Well, it has taken me all of these decades to finally realize that the industrialized, inhuman, inhumane, world we live in is my ally, not my enemy, in being memorialized. I cannot find the news release now, as it was really just one of those headline grabbing alarms from two years ago or so, but the FDA reported some time ago that humans are unsafe to eat. The U.S. Food and Drug Administration said that, what with how many pills and powders and cremes and supplements humans ingest, apply, inject, and wear, humans, if they ever were to be meat, would be hazardous.

Too bad for the would-be cannibals (yes, of course there are some). Still, it makes one sad, and then it makes one sadder, and then it lights up the old 40-watt bulb.

I have a plan, and you can join in.
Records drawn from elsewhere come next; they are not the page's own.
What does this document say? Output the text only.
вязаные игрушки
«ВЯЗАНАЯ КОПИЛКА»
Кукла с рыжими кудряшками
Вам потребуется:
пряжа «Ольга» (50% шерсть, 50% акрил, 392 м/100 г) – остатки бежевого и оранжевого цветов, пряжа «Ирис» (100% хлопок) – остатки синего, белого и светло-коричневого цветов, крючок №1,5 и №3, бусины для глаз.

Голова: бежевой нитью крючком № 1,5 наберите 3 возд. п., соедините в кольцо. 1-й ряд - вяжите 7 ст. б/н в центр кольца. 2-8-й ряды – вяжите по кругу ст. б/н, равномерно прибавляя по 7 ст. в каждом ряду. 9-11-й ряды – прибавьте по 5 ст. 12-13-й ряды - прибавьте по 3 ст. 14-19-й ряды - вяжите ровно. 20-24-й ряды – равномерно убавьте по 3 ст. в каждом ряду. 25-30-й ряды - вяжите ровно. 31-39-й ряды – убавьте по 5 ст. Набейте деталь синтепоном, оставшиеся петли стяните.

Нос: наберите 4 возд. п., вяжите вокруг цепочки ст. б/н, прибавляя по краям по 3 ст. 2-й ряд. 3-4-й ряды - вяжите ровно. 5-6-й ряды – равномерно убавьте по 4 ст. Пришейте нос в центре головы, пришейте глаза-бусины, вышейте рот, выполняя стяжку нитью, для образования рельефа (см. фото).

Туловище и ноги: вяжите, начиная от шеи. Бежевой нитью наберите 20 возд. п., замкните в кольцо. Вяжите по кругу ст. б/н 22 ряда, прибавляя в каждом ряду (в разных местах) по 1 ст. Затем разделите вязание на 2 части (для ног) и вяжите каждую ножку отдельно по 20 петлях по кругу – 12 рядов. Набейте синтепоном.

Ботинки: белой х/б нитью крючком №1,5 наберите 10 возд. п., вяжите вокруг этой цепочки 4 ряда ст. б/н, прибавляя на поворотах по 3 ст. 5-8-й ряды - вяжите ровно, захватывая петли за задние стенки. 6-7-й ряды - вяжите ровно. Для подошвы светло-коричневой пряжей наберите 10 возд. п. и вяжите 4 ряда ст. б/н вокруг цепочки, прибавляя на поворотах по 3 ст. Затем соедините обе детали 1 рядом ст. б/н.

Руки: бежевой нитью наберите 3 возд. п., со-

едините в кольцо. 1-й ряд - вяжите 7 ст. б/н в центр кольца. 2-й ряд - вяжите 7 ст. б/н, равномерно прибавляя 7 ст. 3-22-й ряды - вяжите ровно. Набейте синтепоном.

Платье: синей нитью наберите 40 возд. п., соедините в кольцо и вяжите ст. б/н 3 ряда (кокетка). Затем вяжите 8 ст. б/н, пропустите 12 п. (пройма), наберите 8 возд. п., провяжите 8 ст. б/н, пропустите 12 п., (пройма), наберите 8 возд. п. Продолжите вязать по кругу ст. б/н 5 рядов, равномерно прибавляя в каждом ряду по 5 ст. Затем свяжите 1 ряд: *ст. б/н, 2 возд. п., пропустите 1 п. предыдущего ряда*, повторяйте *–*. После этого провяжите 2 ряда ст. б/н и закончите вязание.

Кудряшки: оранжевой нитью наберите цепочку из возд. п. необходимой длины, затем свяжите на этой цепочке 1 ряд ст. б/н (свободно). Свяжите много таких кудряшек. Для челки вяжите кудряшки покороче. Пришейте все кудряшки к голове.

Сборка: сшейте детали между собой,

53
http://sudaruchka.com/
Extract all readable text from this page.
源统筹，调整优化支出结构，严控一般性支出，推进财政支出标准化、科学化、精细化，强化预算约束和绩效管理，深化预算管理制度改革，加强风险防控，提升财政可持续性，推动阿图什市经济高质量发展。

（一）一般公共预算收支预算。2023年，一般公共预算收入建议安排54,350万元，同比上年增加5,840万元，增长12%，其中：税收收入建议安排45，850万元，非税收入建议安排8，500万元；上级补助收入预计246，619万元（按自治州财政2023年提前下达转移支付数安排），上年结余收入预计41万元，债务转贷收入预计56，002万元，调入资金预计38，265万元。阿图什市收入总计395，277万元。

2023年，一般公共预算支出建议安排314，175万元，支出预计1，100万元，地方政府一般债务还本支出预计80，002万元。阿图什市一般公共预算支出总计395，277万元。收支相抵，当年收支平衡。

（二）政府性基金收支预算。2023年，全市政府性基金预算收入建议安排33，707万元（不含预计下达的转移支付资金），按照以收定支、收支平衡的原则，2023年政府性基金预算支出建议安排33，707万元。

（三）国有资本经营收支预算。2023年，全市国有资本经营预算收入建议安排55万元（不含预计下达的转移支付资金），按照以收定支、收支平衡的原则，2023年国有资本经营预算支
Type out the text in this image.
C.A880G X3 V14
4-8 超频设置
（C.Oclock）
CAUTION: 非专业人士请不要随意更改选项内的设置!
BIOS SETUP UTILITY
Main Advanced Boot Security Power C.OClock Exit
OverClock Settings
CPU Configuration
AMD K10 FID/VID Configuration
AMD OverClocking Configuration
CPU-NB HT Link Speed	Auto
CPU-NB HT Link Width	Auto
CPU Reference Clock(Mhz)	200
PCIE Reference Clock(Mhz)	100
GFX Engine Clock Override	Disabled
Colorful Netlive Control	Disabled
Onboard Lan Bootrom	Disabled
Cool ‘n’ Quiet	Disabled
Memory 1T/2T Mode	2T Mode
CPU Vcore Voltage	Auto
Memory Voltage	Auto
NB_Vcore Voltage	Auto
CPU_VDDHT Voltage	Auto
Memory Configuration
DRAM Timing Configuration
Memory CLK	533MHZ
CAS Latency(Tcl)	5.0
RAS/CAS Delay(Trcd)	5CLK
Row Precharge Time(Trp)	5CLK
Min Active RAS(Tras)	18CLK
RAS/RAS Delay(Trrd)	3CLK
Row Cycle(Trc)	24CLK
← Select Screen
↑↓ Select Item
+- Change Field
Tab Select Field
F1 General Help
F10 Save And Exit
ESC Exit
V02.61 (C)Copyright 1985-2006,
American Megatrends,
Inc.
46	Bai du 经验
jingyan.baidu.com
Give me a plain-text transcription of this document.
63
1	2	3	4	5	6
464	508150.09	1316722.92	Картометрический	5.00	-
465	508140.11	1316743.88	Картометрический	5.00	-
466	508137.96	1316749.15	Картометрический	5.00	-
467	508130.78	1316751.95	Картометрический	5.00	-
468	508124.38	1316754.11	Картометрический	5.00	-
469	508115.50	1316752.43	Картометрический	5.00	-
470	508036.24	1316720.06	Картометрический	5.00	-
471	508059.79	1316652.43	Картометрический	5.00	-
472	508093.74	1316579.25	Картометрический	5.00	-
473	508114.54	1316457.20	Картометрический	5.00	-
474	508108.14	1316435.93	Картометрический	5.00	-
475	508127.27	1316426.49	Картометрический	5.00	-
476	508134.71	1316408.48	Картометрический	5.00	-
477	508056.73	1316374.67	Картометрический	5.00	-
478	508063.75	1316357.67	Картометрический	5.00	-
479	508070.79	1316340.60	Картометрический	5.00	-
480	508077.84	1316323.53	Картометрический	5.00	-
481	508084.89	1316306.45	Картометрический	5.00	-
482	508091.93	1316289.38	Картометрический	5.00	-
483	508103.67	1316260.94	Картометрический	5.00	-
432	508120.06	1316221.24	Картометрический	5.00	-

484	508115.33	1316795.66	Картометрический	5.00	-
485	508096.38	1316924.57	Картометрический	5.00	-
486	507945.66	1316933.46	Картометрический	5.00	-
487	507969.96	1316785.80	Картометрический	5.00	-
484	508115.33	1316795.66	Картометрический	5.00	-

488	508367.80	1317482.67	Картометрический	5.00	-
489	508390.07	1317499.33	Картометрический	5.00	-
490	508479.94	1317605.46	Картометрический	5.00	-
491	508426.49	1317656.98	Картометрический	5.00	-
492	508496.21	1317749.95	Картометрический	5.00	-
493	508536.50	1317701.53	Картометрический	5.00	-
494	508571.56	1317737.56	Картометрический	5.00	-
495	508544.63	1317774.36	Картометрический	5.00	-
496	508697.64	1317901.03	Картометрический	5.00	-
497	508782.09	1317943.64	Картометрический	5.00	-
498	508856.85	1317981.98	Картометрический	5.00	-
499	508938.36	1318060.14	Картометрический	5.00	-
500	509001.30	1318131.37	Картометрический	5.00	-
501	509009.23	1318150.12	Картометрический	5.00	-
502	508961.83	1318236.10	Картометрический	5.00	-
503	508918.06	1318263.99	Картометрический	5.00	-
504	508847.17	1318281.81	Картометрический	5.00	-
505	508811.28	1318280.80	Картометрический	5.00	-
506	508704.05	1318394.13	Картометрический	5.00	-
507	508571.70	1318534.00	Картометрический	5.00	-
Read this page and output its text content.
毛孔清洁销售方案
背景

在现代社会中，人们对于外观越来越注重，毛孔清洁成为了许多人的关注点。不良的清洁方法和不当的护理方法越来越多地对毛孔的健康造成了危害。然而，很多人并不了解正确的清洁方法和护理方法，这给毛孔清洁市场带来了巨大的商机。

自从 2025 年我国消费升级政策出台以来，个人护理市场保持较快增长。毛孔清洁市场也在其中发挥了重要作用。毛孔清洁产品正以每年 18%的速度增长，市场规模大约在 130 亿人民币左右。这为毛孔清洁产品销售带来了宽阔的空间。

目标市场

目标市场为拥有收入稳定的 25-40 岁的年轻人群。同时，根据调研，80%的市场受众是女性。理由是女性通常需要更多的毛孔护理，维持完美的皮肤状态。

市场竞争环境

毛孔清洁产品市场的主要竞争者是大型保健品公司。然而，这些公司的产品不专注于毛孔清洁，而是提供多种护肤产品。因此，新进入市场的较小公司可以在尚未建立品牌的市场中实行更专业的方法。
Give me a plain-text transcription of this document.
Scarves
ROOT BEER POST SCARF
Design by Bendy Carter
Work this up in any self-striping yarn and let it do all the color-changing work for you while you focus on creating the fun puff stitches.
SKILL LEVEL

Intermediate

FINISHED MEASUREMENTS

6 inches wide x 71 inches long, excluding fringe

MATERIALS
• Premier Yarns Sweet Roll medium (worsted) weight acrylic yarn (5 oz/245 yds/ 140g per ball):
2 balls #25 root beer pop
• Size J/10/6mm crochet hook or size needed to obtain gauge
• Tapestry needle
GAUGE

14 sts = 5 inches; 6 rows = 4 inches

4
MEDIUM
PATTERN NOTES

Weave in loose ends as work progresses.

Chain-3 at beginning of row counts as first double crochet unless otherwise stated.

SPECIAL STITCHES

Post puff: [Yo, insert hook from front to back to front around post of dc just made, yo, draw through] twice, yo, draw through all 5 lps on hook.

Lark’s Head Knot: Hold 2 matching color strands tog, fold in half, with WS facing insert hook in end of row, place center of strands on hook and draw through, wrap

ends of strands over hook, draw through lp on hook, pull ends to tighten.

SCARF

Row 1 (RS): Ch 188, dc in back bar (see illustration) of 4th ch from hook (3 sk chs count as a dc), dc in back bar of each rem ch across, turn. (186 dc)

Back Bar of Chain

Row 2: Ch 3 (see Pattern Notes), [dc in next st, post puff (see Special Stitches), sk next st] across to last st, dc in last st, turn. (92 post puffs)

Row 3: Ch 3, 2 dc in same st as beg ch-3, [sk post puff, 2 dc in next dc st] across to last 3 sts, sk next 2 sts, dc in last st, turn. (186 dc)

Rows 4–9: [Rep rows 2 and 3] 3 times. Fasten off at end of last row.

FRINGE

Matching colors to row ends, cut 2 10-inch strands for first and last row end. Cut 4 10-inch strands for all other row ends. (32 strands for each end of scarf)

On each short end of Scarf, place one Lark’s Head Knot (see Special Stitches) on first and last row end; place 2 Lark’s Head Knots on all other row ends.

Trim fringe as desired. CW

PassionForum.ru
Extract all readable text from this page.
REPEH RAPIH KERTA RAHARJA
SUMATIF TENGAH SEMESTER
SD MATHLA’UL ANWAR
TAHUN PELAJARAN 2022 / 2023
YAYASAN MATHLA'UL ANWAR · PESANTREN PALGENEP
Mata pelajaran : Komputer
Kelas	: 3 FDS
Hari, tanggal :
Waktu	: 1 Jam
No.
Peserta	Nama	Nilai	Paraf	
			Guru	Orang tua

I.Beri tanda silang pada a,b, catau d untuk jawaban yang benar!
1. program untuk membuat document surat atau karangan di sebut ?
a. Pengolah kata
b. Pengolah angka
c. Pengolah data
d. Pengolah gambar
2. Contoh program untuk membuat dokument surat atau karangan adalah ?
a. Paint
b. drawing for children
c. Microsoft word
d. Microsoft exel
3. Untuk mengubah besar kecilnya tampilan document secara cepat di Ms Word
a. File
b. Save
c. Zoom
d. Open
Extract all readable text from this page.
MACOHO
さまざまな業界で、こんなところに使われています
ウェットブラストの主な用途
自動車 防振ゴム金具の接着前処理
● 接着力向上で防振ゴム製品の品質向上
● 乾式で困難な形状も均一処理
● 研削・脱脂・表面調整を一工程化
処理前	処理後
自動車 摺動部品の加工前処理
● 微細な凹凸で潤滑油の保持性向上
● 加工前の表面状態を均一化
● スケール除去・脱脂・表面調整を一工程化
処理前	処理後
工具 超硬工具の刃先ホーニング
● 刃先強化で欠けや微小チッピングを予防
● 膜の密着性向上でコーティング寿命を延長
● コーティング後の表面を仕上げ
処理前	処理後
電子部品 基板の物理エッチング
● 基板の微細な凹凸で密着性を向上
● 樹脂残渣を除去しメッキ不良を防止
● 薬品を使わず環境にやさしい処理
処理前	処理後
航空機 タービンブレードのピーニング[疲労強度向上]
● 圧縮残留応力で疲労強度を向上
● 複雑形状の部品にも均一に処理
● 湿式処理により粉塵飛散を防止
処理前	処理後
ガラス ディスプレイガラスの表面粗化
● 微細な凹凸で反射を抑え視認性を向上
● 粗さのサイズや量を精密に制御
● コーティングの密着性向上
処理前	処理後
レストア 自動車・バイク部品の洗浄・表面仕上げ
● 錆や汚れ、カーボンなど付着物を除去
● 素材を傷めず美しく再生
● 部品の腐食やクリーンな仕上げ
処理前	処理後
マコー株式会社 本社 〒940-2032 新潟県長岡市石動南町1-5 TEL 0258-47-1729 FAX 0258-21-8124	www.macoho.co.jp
I plan to eat as many hotdogs as I can stomach and stomach as many fried cheese sticks, Jimmy Dean sausages, Vienna sausages, "creme"-filled confections, and "ice-milk" and "sugar free" and "fat free" and "fat substitute" and "butter substitute" and "jumbo" sized miniature food items as I can. I intend to take medications for every ailment the television convinces me I have. I feel fatigued, and the television says that's a symptom of all sorts of things. I have PMS, PMDD, PTSD, depression, shyness, fibromyalgia, chronic fatigue, and Legionnaire's disease. I feel fine, so I have high cholesterol, high blood pressure, bipolar disorder, and erectile dysfunction. I think I peed too often, or not enough, so I need to medicate, and I'm sure my stool is all wrong for a man of my dignity. I'm too fat in the wrong places, too soft and too hard.

I plan to operate microwave ovens while talking on the cell phone, while I work on my laptop, with the batteries gently warming my testicles. I plan to breathe deeply as I fuel my car. I will be sure to keep my air conditioning and central heat going at the same time. I want the temperature to be exactly 70 degrees. I will put fluorescent bulbs everywhere.

My plan is simple.

I will turn my body into a toxic waste.

When I die, my grave will become a Superfund site. I cannot hope to put up a mauseleum for myself. I cannot afford a tomb. I cannot have anything that will mark me or indicate my personality. Nothing will show even the next day's visitor any sign of who I was. However, when the whole cemetery gets roped off and men in HazMat suits have to remove 4' of topsoil just to deal with my rotten, rotting corpse, I'll have made my memorial.